Все в новой семье устраивало супругов. И, как говорят в деревне: запряженный парой воз покатился по дороге жизни. Но редкий воз сразу на наезженную дорогу выползает, чаще воз тот натыкается на жизненной дороге на бугорки, да на ямки. Наверное ни одна впрягшаяся в жизненные оглобли пара, со времен сотворения мира не может похвастаться, что путь совместный был ровный, словно постеленная на столе скатерть. Сколько их, в жизни, бугорков? А сколько ямок? А сколько людей, старающихся вырыть те ямки на пути другого?

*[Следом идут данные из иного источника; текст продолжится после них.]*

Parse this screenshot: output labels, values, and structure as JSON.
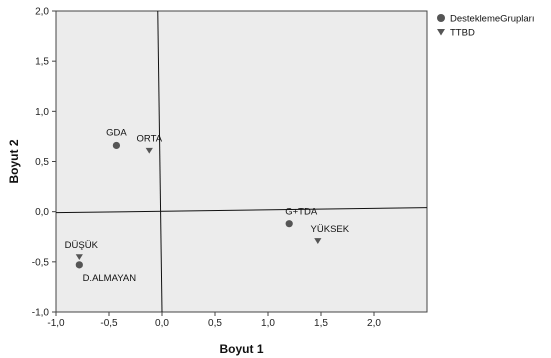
{
  "chart_data": {
    "type": "scatter",
    "xlabel": "Boyut 1",
    "ylabel": "Boyut 2",
    "xlim": [
      -1.0,
      2.5
    ],
    "ylim": [
      -1.0,
      2.0
    ],
    "xticks": [
      "-1,0",
      "-0,5",
      "0,0",
      "0,5",
      "1,0",
      "1,5",
      "2,0"
    ],
    "xtick_values": [
      -1.0,
      -0.5,
      0.0,
      0.5,
      1.0,
      1.5,
      2.0
    ],
    "yticks": [
      "2,0",
      "1,5",
      "1,0",
      "0,5",
      "0,0",
      "-0,5",
      "-1,0"
    ],
    "ytick_values": [
      2.0,
      1.5,
      1.0,
      0.5,
      0.0,
      -0.5,
      -1.0
    ],
    "grid": false,
    "legend_position": "top-right outside",
    "plot_background": "#ececec",
    "series": [
      {
        "name": "DesteklemeGrupları",
        "marker": "circle",
        "color": "#555555",
        "points": [
          {
            "label": "GDA",
            "x": -0.43,
            "y": 0.66
          },
          {
            "label": "G+TDA",
            "x": 1.2,
            "y": -0.12
          },
          {
            "label": "D.ALMAYAN",
            "x": -0.78,
            "y": -0.53
          }
        ]
      },
      {
        "name": "TTBD",
        "marker": "triangle-down",
        "color": "#555555",
        "points": [
          {
            "label": "ORTA",
            "x": -0.12,
            "y": 0.61
          },
          {
            "label": "YÜKSEK",
            "x": 1.47,
            "y": -0.29
          },
          {
            "label": "DÜŞÜK",
            "x": -0.78,
            "y": -0.45
          }
        ]
      }
    ]
  }
}
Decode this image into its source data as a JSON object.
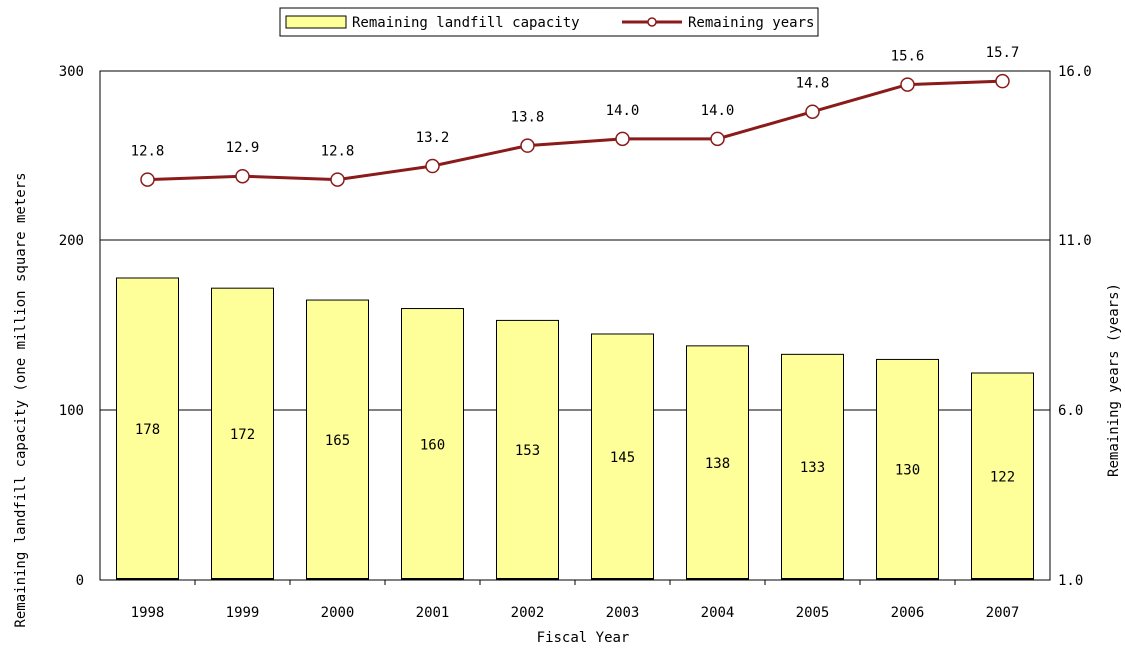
{
  "chart_data": {
    "type": "bar+line",
    "categories": [
      "1998",
      "1999",
      "2000",
      "2001",
      "2002",
      "2003",
      "2004",
      "2005",
      "2006",
      "2007"
    ],
    "series": [
      {
        "name": "Remaining landfill capacity",
        "type": "bar",
        "axis": "left",
        "values": [
          178,
          172,
          165,
          160,
          153,
          145,
          138,
          133,
          130,
          122
        ],
        "labels": [
          "178",
          "172",
          "165",
          "160",
          "153",
          "145",
          "138",
          "133",
          "130",
          "122"
        ]
      },
      {
        "name": "Remaining years",
        "type": "line",
        "axis": "right",
        "values": [
          12.8,
          12.9,
          12.8,
          13.2,
          13.8,
          14.0,
          14.0,
          14.8,
          15.6,
          15.7
        ],
        "labels": [
          "12.8",
          "12.9",
          "12.8",
          "13.2",
          "13.8",
          "14.0",
          "14.0",
          "14.8",
          "15.6",
          "15.7"
        ]
      }
    ],
    "xlabel": "Fiscal Year",
    "ylabel": "Remaining landfill capacity (one million square meters",
    "y2label": "Remaining years (years)",
    "ylim": [
      0,
      300
    ],
    "y2lim": [
      1,
      16
    ],
    "yticks": [
      "0",
      "100",
      "200",
      "300"
    ],
    "y2ticks": [
      "1.0",
      "6.0",
      "11.0",
      "16.0"
    ],
    "grid": true,
    "legend": "top-center",
    "colors": {
      "bar_fill": "#ffff99",
      "bar_stroke": "#000000",
      "line": "#8b1a1a",
      "marker_fill": "#ffffff"
    }
  }
}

В деревне недолго говорили о свадьбе Харитона и Даши. Чего обсуждать? Свадьбу не справляли, столов не накрывали. Скромно начали жить. Говорят, даже дети при них остались. Не отдала Дашка их бабушке. Деревня, затаившись, ждала новостей о совместной их жизни. Как иначе? Может Дашка и родит скоро? Ее вон определили в вековухи, а она замуж выскочила! Но хоть и в маленькой деревне, но нашлись новости, пусть и не такие впечатляющие, но на время отвлекшие сплетниц от хутора. Теперь кумушки мыли кости сыну лавочника. Тот каждый вечер провожал с посиделок Феньку Авдееву, симпатичную, жеманную девку. О его любви к Даше не подозревали. Поэтому не очень удивлялись его ухаживаниям за Феней. Эта новость тоже не из последних. Лавочник по значимости в деревне уступает мельнику, но тоже не последний человек. Поэтому на Феню смотрели не без зависти; повезло девке. Алексей хоть и провожал другую, но Даша все не выходила из сердца. На время ему показалось, что она не нужна. Наслушавшись сплетен, он, было, охладел к ней. Даже забыл о своем тайном плане, подстеречь где-нибудь. А тут она замуж вышла! Вот так новость! У Алексея было такое чувство, что Даша коварно обманула его. Сидела бы в своем хуторе, вязала бы кружева, все бы вздыхали ей вслед, вот так было бы справедливо. Раз никому не нужна, и ему вроде гнилой товар ни к чему. А если замуж взяли, так это другой разговор! Алексей думал, что напрасно он отказался от своего плана. Затаенная обида поселилась в сердце Алексея. И как змея, иногда жалила, когда он видел опять цветущую Дашу.